The building of a new settlement for Israelis residing in Amona is seen as direct resistance to the Israeli Supreme Court ruling in 2008 that ordered Amona's demolition after eight Palestinians from neighboring villages -- with the support of Israeli human rights organization Yesh Din -- successfully petitioned the court to remove the outpost on grounds that the construction was carried out on privately held Palestinian land.

In 2010, the Israeli Supreme Court issued an injunction on the Israeli government demanding an explanation as to why no steps had been taken to begin the demolition of the illegal outpost.

The Amona outpost also received demolition orders after rulings by the Israeli Supreme Court in 1997, 2003, and 2004, according to Haaretz, demolishing only nine structures in 1996.

Allowing the confiscation of privately owned Palestinian land in the West Bank under the pretext of the owners of the property being absent would mark a significant development in Israeli land confiscation strategies.

The proposal would also resemble Israel’s 1950 Absentee Property Law, which permits the Israeli government to transfer so-called “absentee" property belonging to Palestinians to Jewish residents by submitting a payment to the Israeli Custodian of Absentee Property, allowing the Israeli government to claim that the properties had been acquired by payment instead of through direct confiscation.

The law was established following the 1948 establishment of the state of Israel, that resulted in the mass displacement of more than 700,000 Palestinians. Israel’s definition of an “absentee” allowed for the Israeli state to take over Palestinian property even when the displaced residents ended up within the borders of the newly established state.

Palestinians have continued to be denied access to their properties for having been absent from their homes, even if just for a few days, as of 1947, when many Palestinians fled from their homes to escape Jewish Zionist forces during the Arab-Israeli war.
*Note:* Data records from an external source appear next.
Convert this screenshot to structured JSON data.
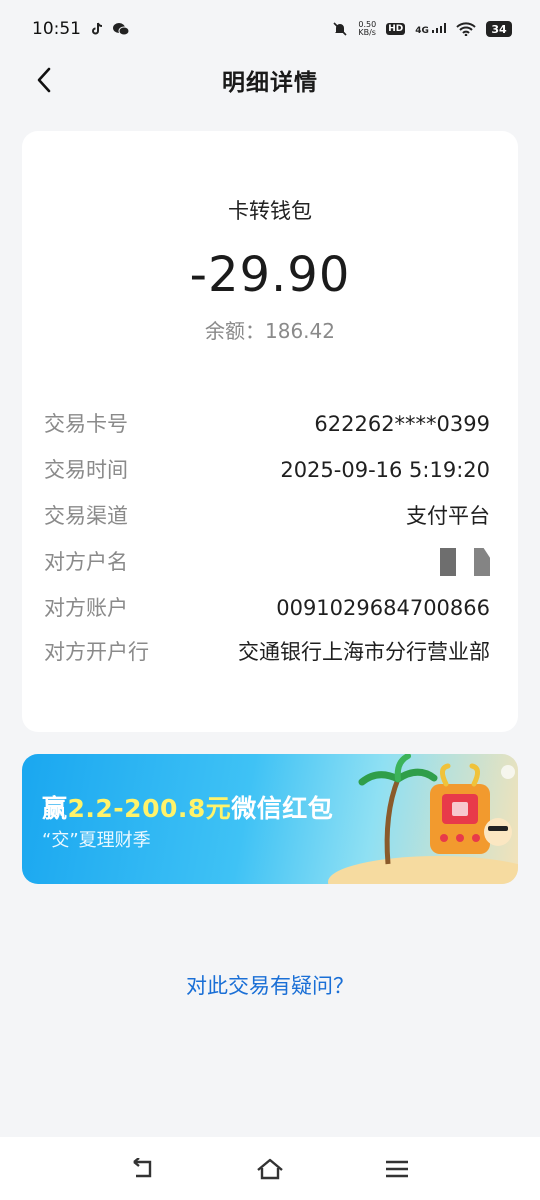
{
  "status_bar": {
    "time": "10:51",
    "speed_value": "0.50",
    "speed_unit": "KB/s",
    "hd": "HD",
    "network": "4G",
    "battery": "34"
  },
  "header": {
    "title": "明细详情"
  },
  "transaction": {
    "type": "卡转钱包",
    "amount": "-29.90",
    "balance_label": "余额：",
    "balance_value": "186.42"
  },
  "details": [
    {
      "label": "交易卡号",
      "value": "622262****0399"
    },
    {
      "label": "交易时间",
      "value": "2025-09-16 5:19:20"
    },
    {
      "label": "交易渠道",
      "value": "支付平台"
    },
    {
      "label": "对方户名",
      "value": ""
    },
    {
      "label": "对方账户",
      "value": "0091029684700866"
    },
    {
      "label": "对方开户行",
      "value": "交通银行上海市分行营业部"
    }
  ],
  "banner": {
    "prefix": "赢",
    "amount_range": "2.2-200.8元",
    "suffix": "微信红包",
    "subtitle": "“交”夏理财季"
  },
  "footer": {
    "question_link": "对此交易有疑问？"
  },
  "icons": {
    "back": "chevron-left-icon",
    "nav_back": "return-icon",
    "nav_home": "home-icon",
    "nav_menu": "menu-icon"
  }
}
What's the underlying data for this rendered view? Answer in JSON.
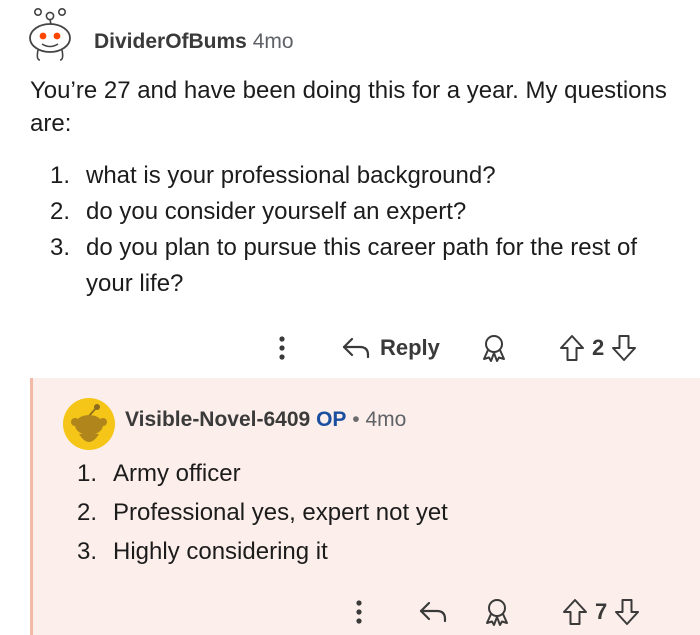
{
  "comment": {
    "author": "DividerOfBums",
    "age": "4mo",
    "body": "You’re 27 and have been doing this for a year. My questions are:",
    "list": [
      {
        "num": "1.",
        "text": "what is your professional background?"
      },
      {
        "num": "2.",
        "text": "do you consider yourself an expert?"
      },
      {
        "num": "3.",
        "text": "do you plan to pursue this career path for the rest of your life?"
      }
    ],
    "actions": {
      "more_icon": "more-vertical-icon",
      "reply_icon": "reply-arrow-icon",
      "reply_label": "Reply",
      "award_icon": "award-icon",
      "upvote_icon": "upvote-arrow-icon",
      "score": "2",
      "downvote_icon": "downvote-arrow-icon"
    }
  },
  "reply": {
    "author": "Visible-Novel-6409",
    "op_badge": "OP",
    "separator": "•",
    "age": "4mo",
    "list": [
      {
        "num": "1.",
        "text": "Army officer"
      },
      {
        "num": "2.",
        "text": "Professional yes, expert not yet"
      },
      {
        "num": "3.",
        "text": "Highly considering it"
      }
    ],
    "actions": {
      "more_icon": "more-vertical-icon",
      "reply_icon": "reply-arrow-icon",
      "award_icon": "award-icon",
      "upvote_icon": "upvote-arrow-icon",
      "score": "7",
      "downvote_icon": "downvote-arrow-icon"
    }
  },
  "colors": {
    "reply_background": "#fceeea",
    "reply_thread_line": "#f2b8a8",
    "op_badge": "#1a4fa0",
    "snoo_accent": "#ff4500",
    "avatar_yellow": "#f5c518"
  }
}
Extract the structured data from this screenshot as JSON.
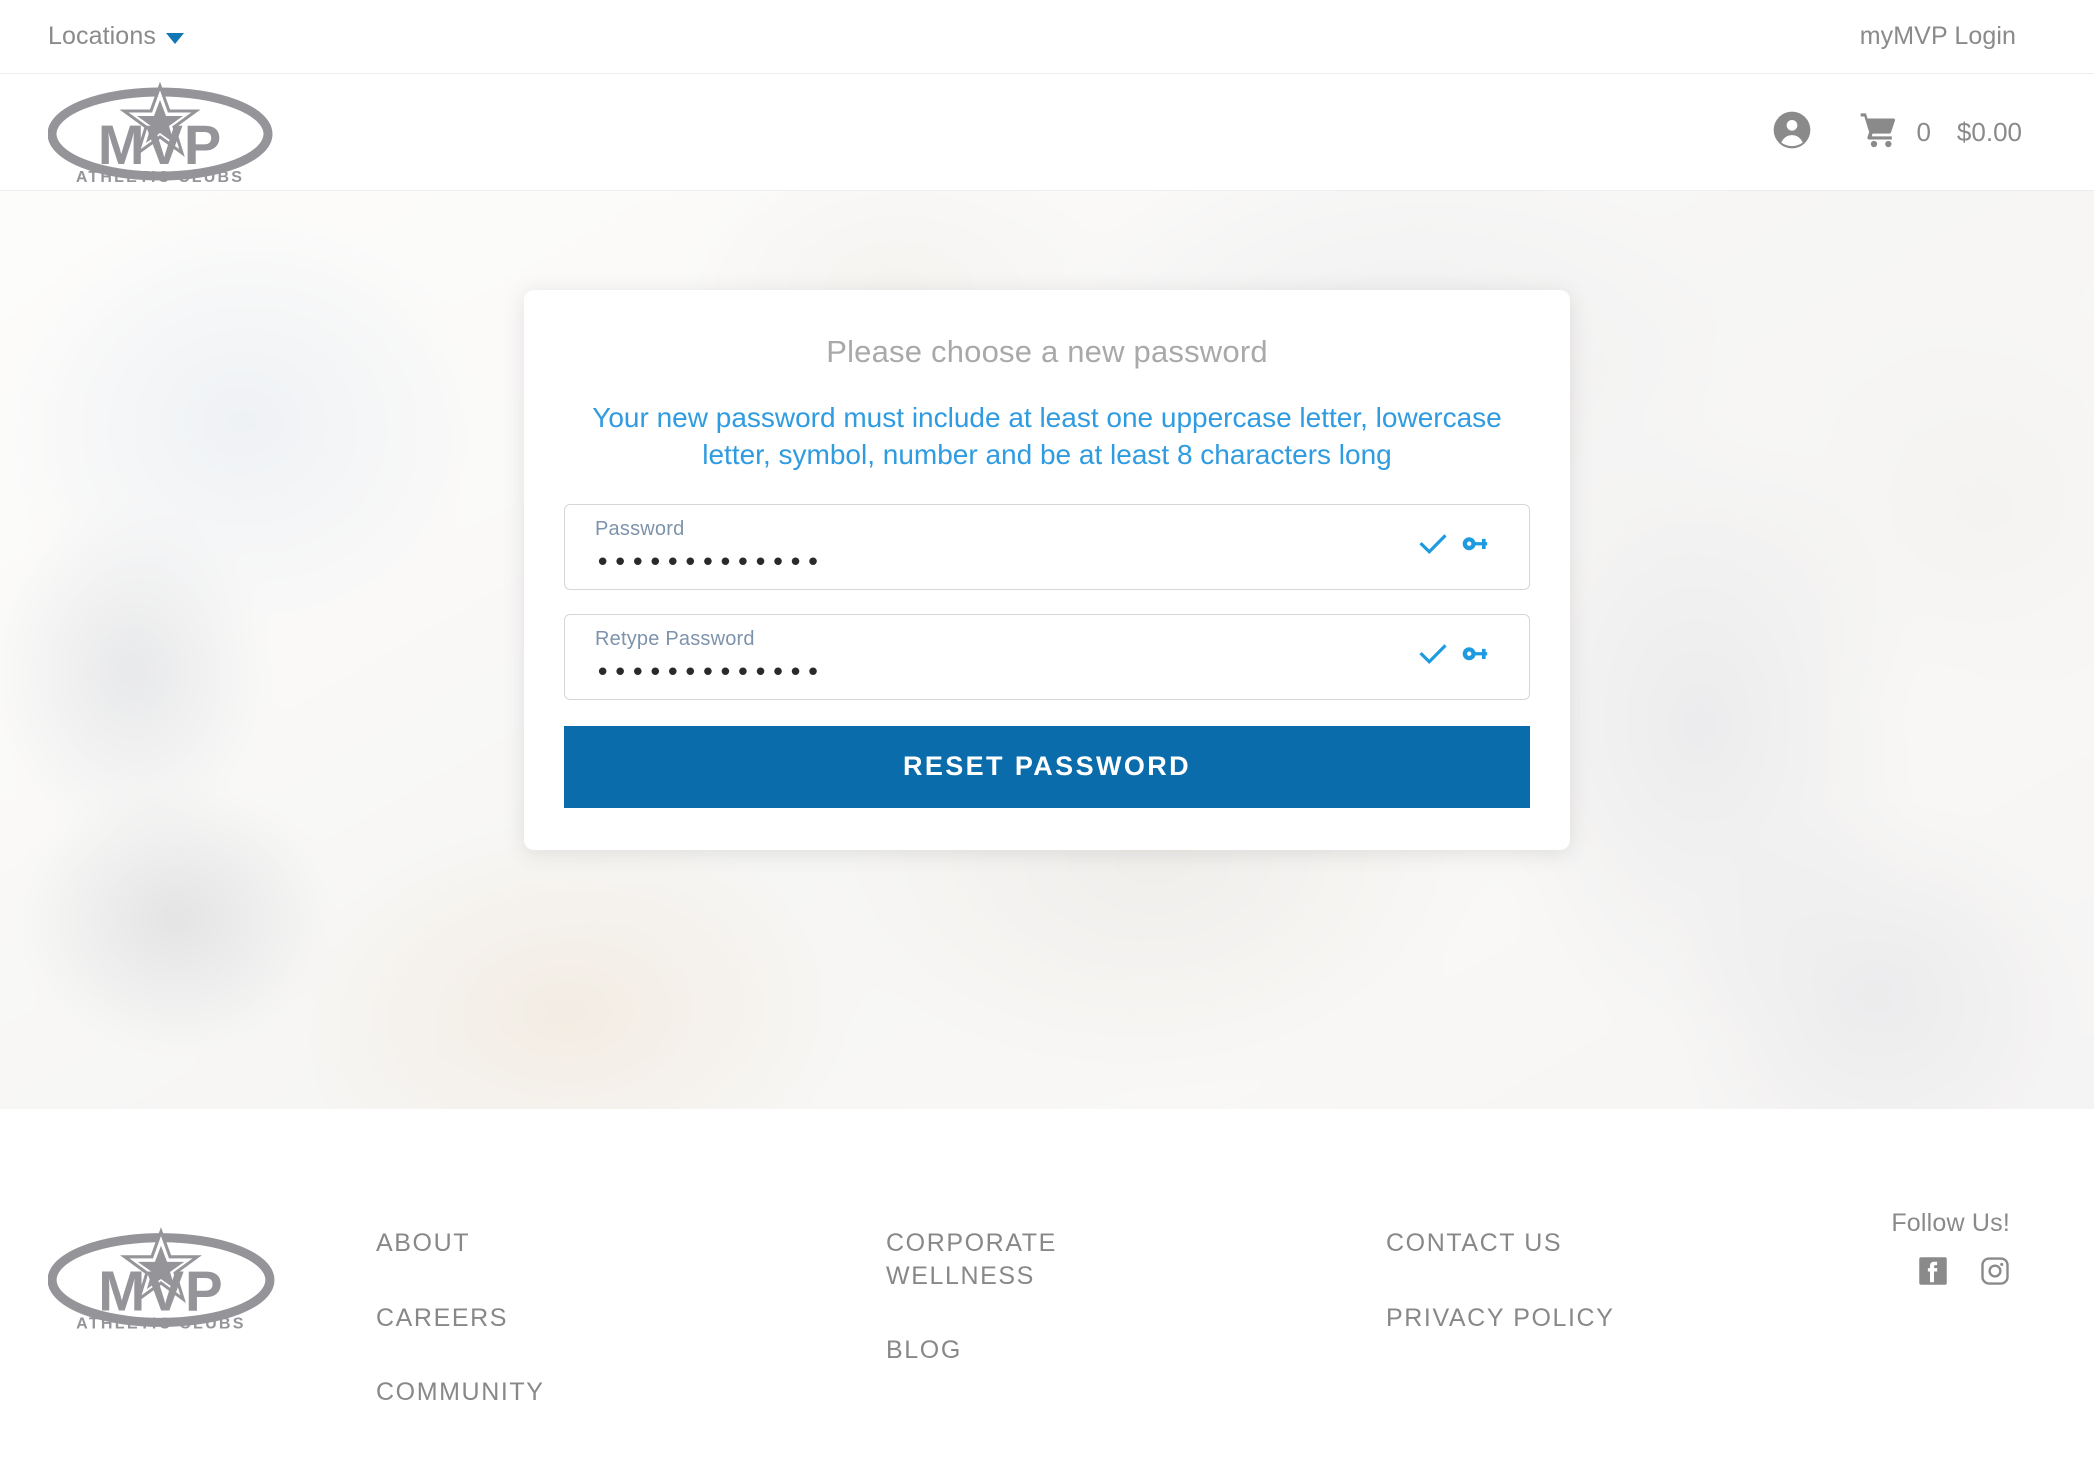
{
  "utility_bar": {
    "locations_label": "Locations",
    "login_label": "myMVP Login"
  },
  "header": {
    "logo_text": "MVP",
    "logo_tagline": "ATHLETIC CLUBS",
    "cart_count": "0",
    "cart_total": "$0.00"
  },
  "card": {
    "title": "Please choose a new password",
    "subtitle": "Your new password must include at least one uppercase letter, lowercase letter, symbol, number and be at least 8 characters long",
    "password_field": {
      "label": "Password",
      "value": "•••••••••••••",
      "placeholder": "Password"
    },
    "retype_field": {
      "label": "Retype Password",
      "value": "•••••••••••••",
      "placeholder": "Retype Password"
    },
    "submit_label": "RESET PASSWORD"
  },
  "footer": {
    "logo_text": "MVP",
    "logo_tagline": "ATHLETIC CLUBS",
    "columns": [
      {
        "links": [
          "ABOUT",
          "CAREERS",
          "COMMUNITY"
        ]
      },
      {
        "links": [
          "CORPORATE WELLNESS",
          "BLOG"
        ]
      },
      {
        "links": [
          "CONTACT US",
          "PRIVACY POLICY"
        ]
      }
    ],
    "follow_title": "Follow Us!"
  },
  "colors": {
    "accent_blue": "#0a6cab",
    "link_blue": "#2f9be0",
    "icon_blue": "#1e9ae0",
    "logo_gray": "#949499",
    "text_gray": "#8a8a8a"
  }
}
According to Peace Now, the proposal to lease property from absentee Palestinians in the West Bank would “create an opening for the takeover of tens of thousands of dunams in the West Bank. The scope of absentees’ property (property owned by Palestinians not currently residing inside the West Bank) is estimated at around 100,000 dunams (double the size of Tel Aviv and similar to the land taken up by all of the settlements today).”

Peace Now warned that the move could pave the way for the construction of even more settlements across the West Bank.

“The most severe implication is that the state of Israel will crush the basic rights of Palestinians under its rule in the occupied territories, while violating international law -- all out of the will to comply to the demands of a group of settlers that established an illegal outpost on stolen Palestinian land with the backing of the government,” the group added.

The Amona outpost, located near the settlement of Ofra, which was also constructed on top of privately held Palestinian land, has some 40 Israeli families residing in the area.

The more than 200 Israeli settler outposts in the West Bank are considered illegal by the Israeli government. However, Israeli authorities often legalize the outposts retroactively by declaring them official settlements after they have been connected to Israel’s water and electricity infrastructure.

Each of the some 196 Israeli government-approved settlements scattered across the Palestinian territory were constructed in contravention to international law.